フリーサイズの洋服をジャストサイズで着たいとか、ゆったり着たいからフリーサイズにしたいなどみんなの希望はさまざまですが、絶対に失敗しない方法が2つあります。

失敗しないフリーサイズ選び1:試着する!

どんな洋服を買うときも試着をおすすめします。買った後に後悔しないためには面倒でも試着は必須です。
S・M・Lなら自分のサイズも分かりやすいのですが、ワンサイズで様々な体型をカバーしようとしているフリーサイズなので、自分の体型に合っているかは着てみないとわかりません。
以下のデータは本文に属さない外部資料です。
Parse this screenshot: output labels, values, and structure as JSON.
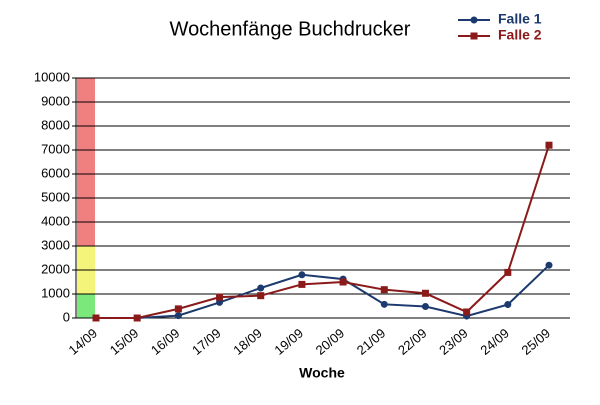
{
  "chart_data": {
    "type": "line",
    "title": "Wochenfänge Buchdrucker",
    "x_label": "Woche",
    "categories": [
      "14/09",
      "15/09",
      "16/09",
      "17/09",
      "18/09",
      "19/09",
      "20/09",
      "21/09",
      "22/09",
      "23/09",
      "24/09",
      "25/09"
    ],
    "series": [
      {
        "name": "Falle 1",
        "color": "#1c3a6e",
        "marker": "circle",
        "values": [
          0,
          0,
          100,
          650,
          1250,
          1800,
          1620,
          570,
          480,
          80,
          560,
          2200
        ]
      },
      {
        "name": "Falle 2",
        "color": "#8b1a1a",
        "marker": "square",
        "values": [
          0,
          0,
          380,
          870,
          930,
          1400,
          1500,
          1180,
          1030,
          250,
          1900,
          7200
        ]
      }
    ],
    "bands": [
      {
        "from": 0,
        "to": 1000,
        "color": "#7be87b"
      },
      {
        "from": 1000,
        "to": 3000,
        "color": "#f4f47a"
      },
      {
        "from": 3000,
        "to": 10000,
        "color": "#f08080"
      }
    ],
    "ylim": [
      0,
      10000
    ],
    "yticks": [
      0,
      1000,
      2000,
      3000,
      4000,
      5000,
      6000,
      7000,
      8000,
      9000,
      10000
    ],
    "grid": true,
    "legend": "top-right"
  }
}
お店に行けない場合でも、ネット通販でも試着できる購入方法が増えていますので、フリーサイズの洋服は試着してから購入することをおすすめします。

試着したら必ず試着室から出て、やや離れたところから全体をチェックして下さい。
正面だけでなくサイドと後ろ姿のサイズ感も確認するようにしましょう。

 

失敗しないフリーサイズ選び2:実寸をチェックする


ネット販売の洋服には、S・M・L・Fなどのサイズ表記の他に、実寸が書かれていることがあります。
実寸は洋服を実際に測ったサイズになりますので、お手持ちの衣類と比べてみたら着用感を把握できます。

 

変わり始めた洋服のサイズ規定

S・M・Lなどのサイズ表記はJIS規格によって決められているのですが、ここには日本アパレル工業技術研究会が1992年~1994年にかけて、男女約1万人を実際に採寸して標準ヌード寸法を測ってサイズを規定したという涙ぐましい努力があります。

この中にはフリーサイズの規定はないのですが、実は2023年3月20日に衣料品のサイズに関するJIS改正が行われたんです。
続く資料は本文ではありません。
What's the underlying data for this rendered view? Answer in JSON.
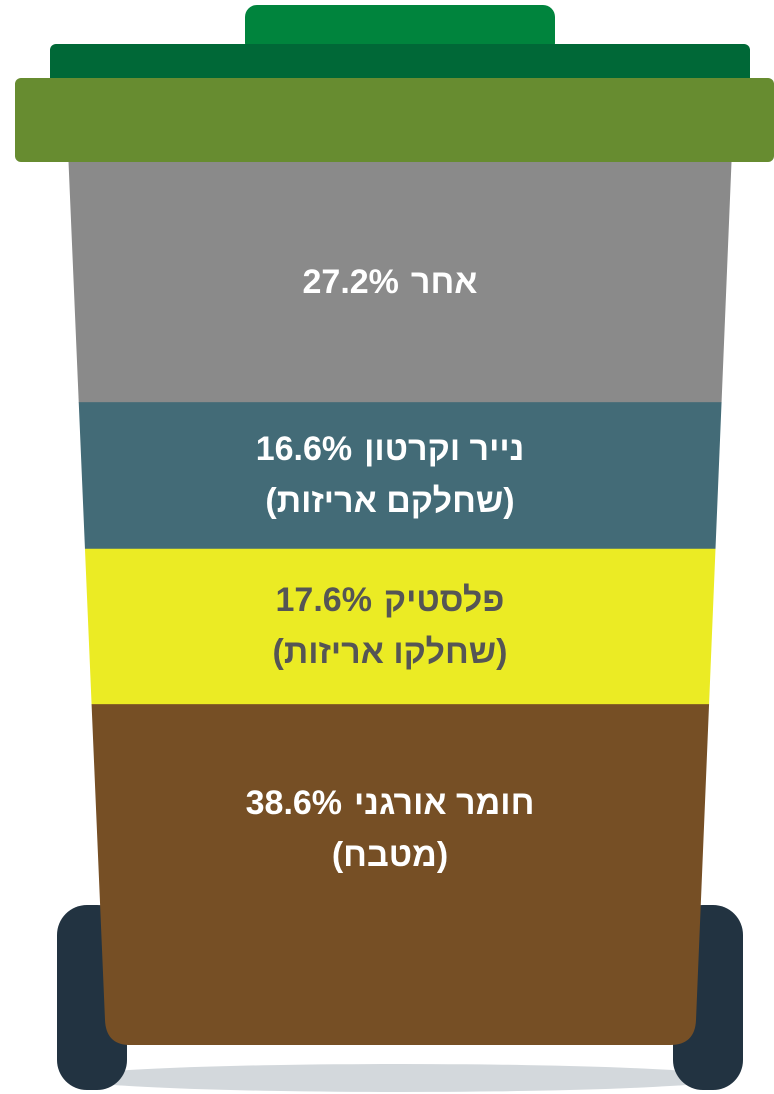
{
  "chart_data": {
    "type": "bin",
    "categories": [
      "אחר",
      "נייר וקרטון",
      "פלסטיק",
      "חומר אורגני"
    ],
    "notes": [
      null,
      "(שחלקם אריזות)",
      "(שחלקו אריזות)",
      "(מטבח)"
    ],
    "values": [
      27.2,
      16.6,
      17.6,
      38.6
    ],
    "value_labels": [
      "27.2%",
      "16.6%",
      "17.6%",
      "38.6%"
    ],
    "colors": [
      "#8a8a8a",
      "#436b77",
      "#ebeb24",
      "#764f25"
    ],
    "label_colors": [
      "#ffffff",
      "#ffffff",
      "#555555",
      "#ffffff"
    ]
  }
}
主な改正としては、JIS規格にSS・3L・4L・5L・6Lサイズと男女兼用サイズが追加されたことが挙げられます。
成人男子用衣料サイズ規定は、これまでS・M・L・LLだったのですが、ここにSS・3L・4L・5Lサイズが追加されました。
成人女子衣料サイズ規定は、これまでS・M・L・LL・3LだったところにSS・4L・5L・6Lが追加されました。

男女兼用サイズについてはデータ収集・解析と規格化の準備段階として、男女兼用サイズの考え方を浸透させるために枠組みだけが決まった形になります。
具体的な寸法は衣料の製造業者や販売業者が許容範囲とする値を表示して良いことになっています。
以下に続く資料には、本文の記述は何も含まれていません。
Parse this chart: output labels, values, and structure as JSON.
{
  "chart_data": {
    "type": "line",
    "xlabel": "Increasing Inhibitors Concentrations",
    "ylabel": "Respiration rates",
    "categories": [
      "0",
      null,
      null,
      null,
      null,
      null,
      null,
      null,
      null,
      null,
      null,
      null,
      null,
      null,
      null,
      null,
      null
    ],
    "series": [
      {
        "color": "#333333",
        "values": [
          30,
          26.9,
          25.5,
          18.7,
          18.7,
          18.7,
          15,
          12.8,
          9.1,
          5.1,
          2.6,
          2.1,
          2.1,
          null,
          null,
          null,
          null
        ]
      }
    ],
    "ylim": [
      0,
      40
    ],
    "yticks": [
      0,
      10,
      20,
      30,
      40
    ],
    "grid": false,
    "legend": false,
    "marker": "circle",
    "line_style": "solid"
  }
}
出展:日本アパレル工業技術研究会「経済産業省から新衣料サイズに関するプレスリリースが行われました。(PDF)」

1992年~1994年と比較すると日本人の体型も変わってきていますし、インバウンドによって様々な体型の方が日本国内で洋服を購入することも考慮しなければいけません。
洋服のサイズに関する規定が時代に合わせて変わっていくのは当然のことと言えそうですね。

 

上手に選んでフリーサイズを楽しもう!

ただ、フリーサイズに関する規定は設けられていないので、今後もフリーサイズのサイズ感、着用感は、ブランドやお店によって異なることになります。
可能な限り試着する、実寸を探してみるという2つのアプローチで、フリーサイズの洋服をぜひ楽しんで下さいね!